Assuming that the ship owner or charterer can insure its liabilities and the cargo can be insured, the cover provided under the global regime introduced by the International Maritime Organisation may also be at risk. The IMO has created a liability and insurance regime under several oil pollution liability conventions which have been extended from crude oil to other products.
This regime provides for three tiers of compensation, the first of which is paid by the P&I Clubs. The second tier is governed by the International Oil Pollution Compensation Fund of 1992. The third tier is governed by the Supplementary Protocol of 2003 which provides further compensation up to a total amount of SDR750 million (approximately US$1 billion). The top two tiers are paid from a fund financed by contributions levied on any entity or person who has received more than 150 000 tonnes of persistent oil after sea transport in any calendar year.
This compensation regime has worked well for several decades in responding to the increasing cost of crude oil pollution in the event of a major casualty. The Pollution Fund, although not established exclusively from contributions from EU companies, is run in part out of the UK where the International Tanker Owners Federation is based.
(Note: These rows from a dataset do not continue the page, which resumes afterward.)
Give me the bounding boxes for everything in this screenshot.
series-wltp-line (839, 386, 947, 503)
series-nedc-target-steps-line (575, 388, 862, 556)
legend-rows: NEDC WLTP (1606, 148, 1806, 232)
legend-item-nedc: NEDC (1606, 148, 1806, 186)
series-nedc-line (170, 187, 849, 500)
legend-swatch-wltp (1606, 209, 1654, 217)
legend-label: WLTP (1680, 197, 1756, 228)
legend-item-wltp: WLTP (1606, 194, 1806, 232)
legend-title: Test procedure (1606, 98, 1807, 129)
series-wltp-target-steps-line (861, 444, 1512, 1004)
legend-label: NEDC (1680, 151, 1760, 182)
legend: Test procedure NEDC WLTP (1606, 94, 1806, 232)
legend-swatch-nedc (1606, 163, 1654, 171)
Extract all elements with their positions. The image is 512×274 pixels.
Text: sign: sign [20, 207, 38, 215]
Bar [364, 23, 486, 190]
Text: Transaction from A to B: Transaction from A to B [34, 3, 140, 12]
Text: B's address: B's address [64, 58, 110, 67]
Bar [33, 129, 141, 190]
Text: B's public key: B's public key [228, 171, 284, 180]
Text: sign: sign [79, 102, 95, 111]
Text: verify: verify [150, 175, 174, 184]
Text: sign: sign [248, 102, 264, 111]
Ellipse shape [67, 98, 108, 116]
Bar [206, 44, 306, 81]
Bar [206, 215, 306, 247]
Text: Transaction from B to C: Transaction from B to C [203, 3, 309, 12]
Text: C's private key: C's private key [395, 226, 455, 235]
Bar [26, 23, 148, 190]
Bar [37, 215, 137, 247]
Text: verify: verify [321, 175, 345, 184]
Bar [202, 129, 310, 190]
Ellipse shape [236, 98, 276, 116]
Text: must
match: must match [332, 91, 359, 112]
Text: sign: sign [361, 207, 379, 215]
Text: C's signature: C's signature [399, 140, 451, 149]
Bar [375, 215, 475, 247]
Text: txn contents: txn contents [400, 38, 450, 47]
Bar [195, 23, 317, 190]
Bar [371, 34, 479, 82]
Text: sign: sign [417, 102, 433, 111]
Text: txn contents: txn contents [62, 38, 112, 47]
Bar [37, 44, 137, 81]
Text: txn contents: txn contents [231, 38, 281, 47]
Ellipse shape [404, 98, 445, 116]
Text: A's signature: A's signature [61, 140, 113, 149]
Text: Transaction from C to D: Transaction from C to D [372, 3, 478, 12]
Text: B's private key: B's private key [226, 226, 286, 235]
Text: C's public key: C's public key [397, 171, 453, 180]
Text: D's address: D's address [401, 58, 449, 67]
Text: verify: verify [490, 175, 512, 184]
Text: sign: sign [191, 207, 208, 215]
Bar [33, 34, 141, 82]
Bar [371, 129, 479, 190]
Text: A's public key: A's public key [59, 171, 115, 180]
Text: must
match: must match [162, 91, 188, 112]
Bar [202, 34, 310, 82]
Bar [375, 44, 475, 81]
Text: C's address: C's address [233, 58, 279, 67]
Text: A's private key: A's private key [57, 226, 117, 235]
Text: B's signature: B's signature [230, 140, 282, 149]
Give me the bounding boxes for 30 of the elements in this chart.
It is not yet clear whether this compensation regime will be affected by the proposed EU and UK sanctions after the transition period. No doubt, the Clubs and the Fund will come under enormous pressure to continue to deal with catastrophic oil spills from tankers even if they are Russian-owned or carrying Russian crude mainly because that regime is designed to compensate, not the shipowners or cargo owners, but the victims of the pollution incident who, in most cases, will not be Russian.
The US, which unlike the EU does not rely on Russian crude oil, has also imposed a ban on imports of Russian crude. That has not yet been extended to third party countries such as South Africa, but may be in the future.
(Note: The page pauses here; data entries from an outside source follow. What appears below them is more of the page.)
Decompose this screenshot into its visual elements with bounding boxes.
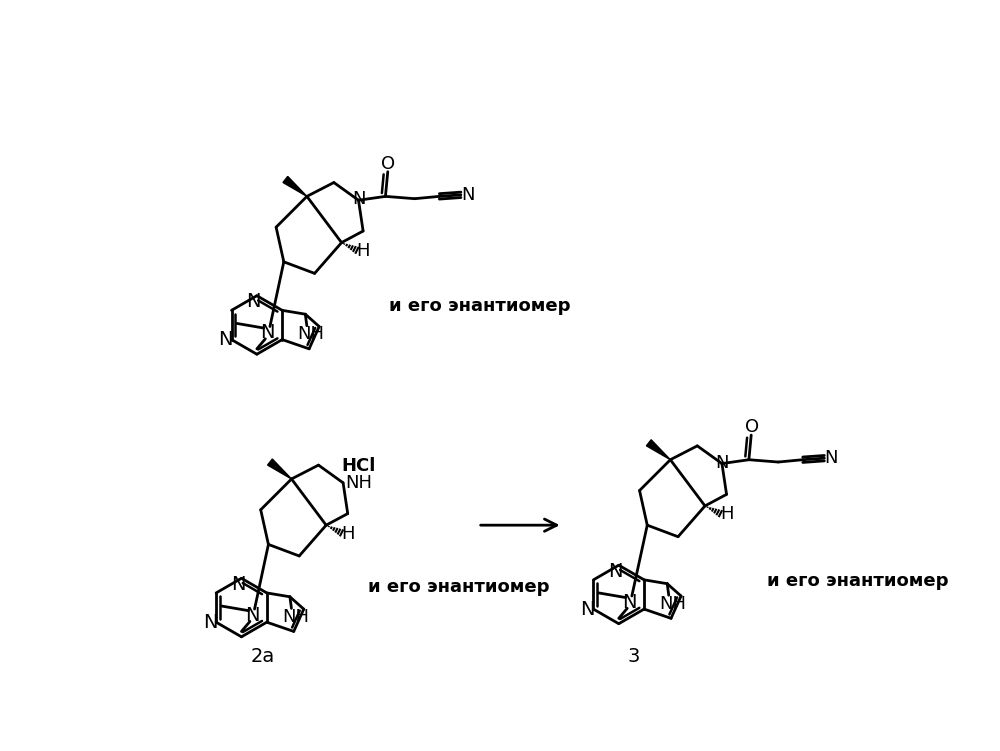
Text: H: H [356, 242, 370, 260]
Text: NH: NH [297, 325, 324, 343]
Text: N: N [825, 449, 838, 467]
Text: 3: 3 [628, 647, 640, 665]
Text: O: O [381, 155, 396, 173]
Text: и его энантиомер: и его энантиомер [767, 572, 948, 590]
Text: N: N [608, 562, 623, 581]
Text: и его энантиомер: и его энантиомер [368, 578, 549, 596]
Text: N: N [461, 185, 475, 204]
Text: H: H [341, 525, 354, 543]
Polygon shape [646, 440, 670, 460]
Text: NH: NH [282, 608, 309, 626]
Text: N: N [715, 454, 729, 472]
Text: и его энантиомер: и его энантиомер [389, 297, 571, 315]
Text: NH: NH [659, 595, 686, 613]
Text: N: N [203, 613, 217, 632]
Text: 2a: 2a [250, 647, 274, 665]
Text: N: N [218, 330, 233, 349]
Text: N: N [245, 606, 259, 625]
Text: HCl: HCl [341, 457, 376, 475]
Polygon shape [268, 459, 292, 479]
Text: NH: NH [345, 474, 372, 492]
Text: N: N [231, 575, 246, 594]
Text: N: N [580, 599, 595, 619]
Text: N: N [622, 593, 637, 611]
Text: N: N [247, 292, 261, 312]
Polygon shape [283, 176, 307, 196]
Text: N: N [352, 191, 365, 209]
Text: N: N [260, 323, 275, 342]
Text: O: O [745, 418, 759, 436]
Text: H: H [720, 505, 733, 523]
The reality is that the majority of the companies, whether in South Africa or elsewhere, who trade in crude oil, have a global footprint and a presence in the UK, EU or US. This means that those sanctions can be given effect to by the EU or US taking action against parent or subsidiary companies in the EU and the US who breach the sanctions regime even if the crude oil goes nowhere near the EU or the US.
The current US sanctions which included a ban on Russian banks financing crude oil contained a waiver until 24 June have now been extended to 5 December to bring it in line with the EU transition period.
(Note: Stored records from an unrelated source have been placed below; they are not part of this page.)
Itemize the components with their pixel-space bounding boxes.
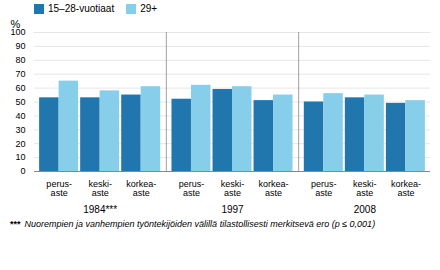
svg-text:korkea-aste: korkea-aste	[259, 179, 289, 198]
svg-text:korkea-aste: korkea-aste	[391, 179, 421, 198]
svg-text:70: 70	[15, 69, 25, 79]
svg-text:80: 80	[15, 55, 25, 65]
html-text:*** Nuorempien ja vanhempien t: *** Nuorempien ja vanhempien työntekijöi…	[10, 219, 376, 229]
svg-text:90: 90	[15, 41, 25, 51]
svg-text:1997: 1997	[221, 204, 244, 215]
html-text:29+: 29+	[140, 3, 158, 14]
svg-text:2008: 2008	[354, 204, 377, 215]
html-text:15–28-vuotiaat: 15–28-vuotiaat	[48, 3, 115, 14]
svg-text:keski-aste: keski-aste	[353, 179, 377, 198]
svg-text:0: 0	[20, 166, 25, 176]
svg-text:60: 60	[15, 83, 25, 93]
svg-text:keski-aste: keski-aste	[221, 179, 245, 198]
svg-text:keski-aste: keski-aste	[88, 179, 112, 198]
svg-text:100: 100	[10, 27, 26, 38]
svg-text:korkea-aste: korkea-aste	[126, 179, 156, 198]
svg-text:30: 30	[15, 125, 25, 135]
svg-text:20: 20	[15, 139, 25, 149]
svg-text:perus-aste: perus-aste	[311, 179, 337, 198]
svg-text:50: 50	[15, 97, 25, 107]
svg-text:10: 10	[15, 152, 25, 162]
svg-text:perus-aste: perus-aste	[46, 179, 72, 198]
svg-text:%: %	[11, 18, 21, 30]
svg-text:1984***: 1984***	[83, 204, 117, 215]
svg-text:perus-aste: perus-aste	[179, 179, 205, 198]
svg-text:40: 40	[15, 111, 25, 121]
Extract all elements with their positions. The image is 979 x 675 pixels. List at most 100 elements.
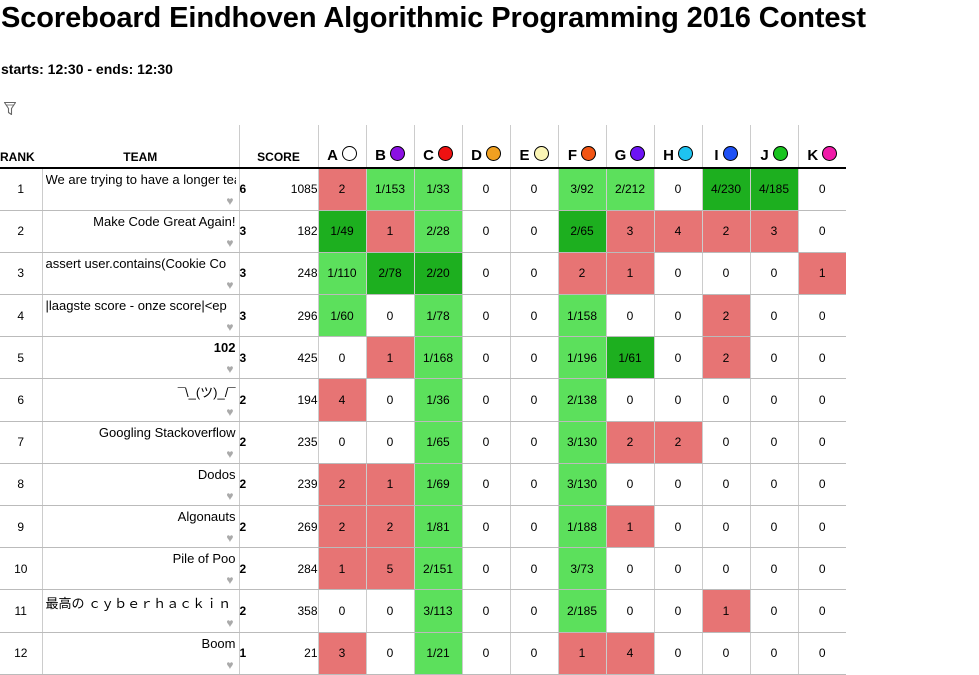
favorite-heart-icon[interactable]: ♥	[226, 573, 234, 588]
problem-header-k[interactable]: K	[797, 125, 846, 169]
problem-label: A	[327, 147, 338, 164]
problem-header-f[interactable]: F	[557, 125, 606, 169]
team-row[interactable]: 11 最高の ｃｙｂｅｒｈａｃｋｉｎ ♥ 2 358 0 0 3/113 0 0 2/185 0 0 1 0…	[0, 589, 846, 633]
team-row[interactable]: 5 102 ♥ 3 425 0 1 1/168 0 0 1/196 1/61 0 2 0 0	[0, 336, 846, 380]
problem-cell-e: 0	[509, 210, 558, 253]
problem-cell-f: 1/188	[557, 505, 606, 549]
problem-cell-e: 0	[509, 632, 558, 675]
team-name: We are trying to have a longer team name	[45, 172, 236, 187]
team-row[interactable]: 6 ¯\_(ツ)_/¯ ♥ 2 194 4 0 1/36 0 0 2/138 0 0 0 0 0	[0, 378, 846, 422]
team-row[interactable]: 7 Googling Stackoverflow ♥ 2 235 0 0 1/65 0 0 3/13…	[0, 421, 846, 464]
problem-cell-d: 0	[461, 168, 510, 211]
team-name: Algonauts	[177, 509, 236, 524]
solved-count: 2	[238, 378, 279, 422]
problem-cell-b: 1	[365, 336, 414, 380]
balloon-icon	[389, 146, 405, 161]
favorite-heart-icon[interactable]: ♥	[226, 235, 234, 250]
solved-count: 2	[238, 463, 279, 507]
problem-cell-h: 0	[653, 463, 702, 507]
problem-cell-i: 2	[701, 210, 750, 253]
favorite-heart-icon[interactable]: ♥	[226, 489, 234, 503]
problem-cell-g: 0	[605, 589, 654, 633]
solved-count: 2	[238, 589, 279, 633]
balloon-icon	[772, 146, 788, 161]
favorite-heart-icon[interactable]: ♥	[226, 278, 234, 293]
penalty-time: 425	[279, 336, 318, 380]
rank-cell: 1	[0, 168, 42, 211]
problem-header-d[interactable]: D	[461, 125, 510, 169]
team-row[interactable]: 4 |laagste score - onze score|<ep ♥ 3 296 1/6…	[0, 294, 846, 338]
problem-cell-h: 0	[653, 632, 702, 675]
favorite-heart-icon[interactable]: ♥	[226, 615, 234, 630]
team-row[interactable]: 3 assert user.contains(Cookie Co ♥ 3 248 1/11…	[0, 252, 846, 296]
problem-header-h[interactable]: H	[653, 125, 702, 169]
filter-icon[interactable]	[3, 101, 17, 117]
favorite-heart-icon[interactable]: ♥	[226, 404, 234, 419]
problem-header-b[interactable]: B	[365, 125, 414, 169]
problem-cell-i: 0	[701, 252, 750, 296]
problem-cell-d: 0	[461, 505, 510, 549]
team-header[interactable]: TEAM	[42, 125, 239, 169]
problem-cell-b: 0	[365, 632, 414, 675]
problem-cell-g: 0	[605, 294, 654, 338]
problem-cell-k: 0	[797, 632, 846, 675]
problem-header-j[interactable]: J	[749, 125, 798, 169]
problem-cell-d: 0	[461, 547, 510, 591]
problem-cell-i: 1	[701, 589, 750, 633]
problem-cell-i: 2	[701, 294, 750, 338]
team-row[interactable]: 8 Dodos ♥ 2 239 2 1 1/69 0 0 3/130 0 0 0 0 0	[0, 463, 846, 507]
team-cell: assert user.contains(Cookie Co ♥	[41, 252, 239, 296]
scoreboard-body: 1We are trying to have a longer team nam…	[0, 168, 846, 675]
rank-header[interactable]: RANK	[0, 125, 42, 169]
problem-cell-i: 0	[701, 378, 750, 422]
rank-cell: 8	[0, 463, 42, 507]
problem-label: F	[567, 147, 578, 164]
problem-cell-h: 4	[653, 210, 702, 253]
team-row[interactable]: 1We are trying to have a longer team nam…	[0, 168, 846, 211]
favorite-heart-icon[interactable]: ♥	[226, 362, 234, 377]
rank-cell: 12	[0, 632, 42, 675]
favorite-heart-icon[interactable]: ♥	[226, 446, 234, 461]
team-row[interactable]: 2 Make Code Great Again! ♥ 3 182 1/49 1 2/28 0 0 2…	[0, 210, 846, 253]
score-header[interactable]: SCORE	[238, 125, 318, 169]
problem-cell-f: 3/92	[557, 168, 606, 211]
problem-cell-j: 0	[749, 547, 798, 591]
problem-cell-k: 0	[797, 210, 846, 253]
team-name: Boom	[201, 635, 236, 651]
problem-cell-d: 0	[461, 378, 510, 422]
solved-count: 2	[238, 421, 279, 464]
problem-header-g[interactable]: G	[605, 125, 654, 169]
problem-cell-a: 2	[317, 463, 366, 507]
problem-label: D	[471, 147, 482, 164]
problem-cell-f: 3/130	[557, 421, 606, 464]
problem-cell-e: 0	[509, 294, 558, 338]
rank-cell: 2	[0, 210, 42, 253]
problem-header-e[interactable]: E	[509, 125, 558, 169]
problem-cell-k: 0	[797, 589, 846, 633]
problem-cell-f: 2	[557, 252, 606, 296]
problem-cell-d: 0	[461, 252, 510, 296]
problem-cell-f: 2/138	[557, 378, 606, 422]
problem-label: I	[714, 147, 719, 164]
problem-cell-e: 0	[509, 505, 558, 549]
problem-cell-b: 1	[365, 463, 414, 507]
problem-cell-d: 0	[461, 463, 510, 507]
problem-cell-k: 0	[797, 421, 846, 464]
rank-cell: 11	[0, 589, 42, 633]
favorite-heart-icon[interactable]: ♥	[226, 193, 234, 208]
problem-header-i[interactable]: I	[701, 125, 750, 169]
problem-header-a[interactable]: A	[317, 125, 366, 169]
problem-cell-a: 1/49	[317, 210, 366, 253]
problem-cell-a: 2	[317, 505, 366, 549]
problem-cell-b: 2	[365, 505, 414, 549]
team-row[interactable]: 9 Algonauts ♥ 2 269 2 2 1/81 0 0 1/188 1 0 0 0 0	[0, 505, 846, 549]
problem-header-c[interactable]: C	[413, 125, 462, 169]
favorite-heart-icon[interactable]: ♥	[226, 657, 234, 672]
favorite-heart-icon[interactable]: ♥	[226, 531, 234, 546]
problem-cell-i: 0	[701, 463, 750, 507]
team-row[interactable]: 12 Boom ♥ 1 21 3 0 1/21 0 0 1 4 0 0 0 0	[0, 632, 846, 675]
favorite-heart-icon[interactable]: ♥	[226, 320, 234, 335]
problem-cell-h: 0	[653, 336, 702, 380]
problem-cell-e: 0	[509, 252, 558, 296]
team-row[interactable]: 10 Pile of Poo ♥ 2 284 1 5 2/151 0 0 3/73 0 0 0 0 0	[0, 547, 846, 591]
The cumulative effect of the above is that if the conflict is not resolved and the sanctions are not extended, UK, EU and US sanctions against insuring and financing Russian oil and the ships that carry it, will come into effect. It is unlikely that the victims of pollution will not be able to claim from the three tiers of the pollution regime. That is however a possibility, particularly insofar as the first tier claim against P&I Clubs is concerned.
In addition, particularly if the conflict escalates or any other countries are drawn into it, it is possible that the UK, EU and the US will extend the reach of their sanctions to include any trade in Russian crude oil regardless of where it is headed. Those sanctions could be given effect to should any of the parties involved carry on business in the UK, EU or US or if the trade is in US Dollars or Euros which have to pass thorough a US clearing bank and European clearing bank respectively.
For now, South African importers are free to trade in Russian crude, but need to be very careful about entering into long-term agreements or future contracts relating to Russian crude oil and refined products.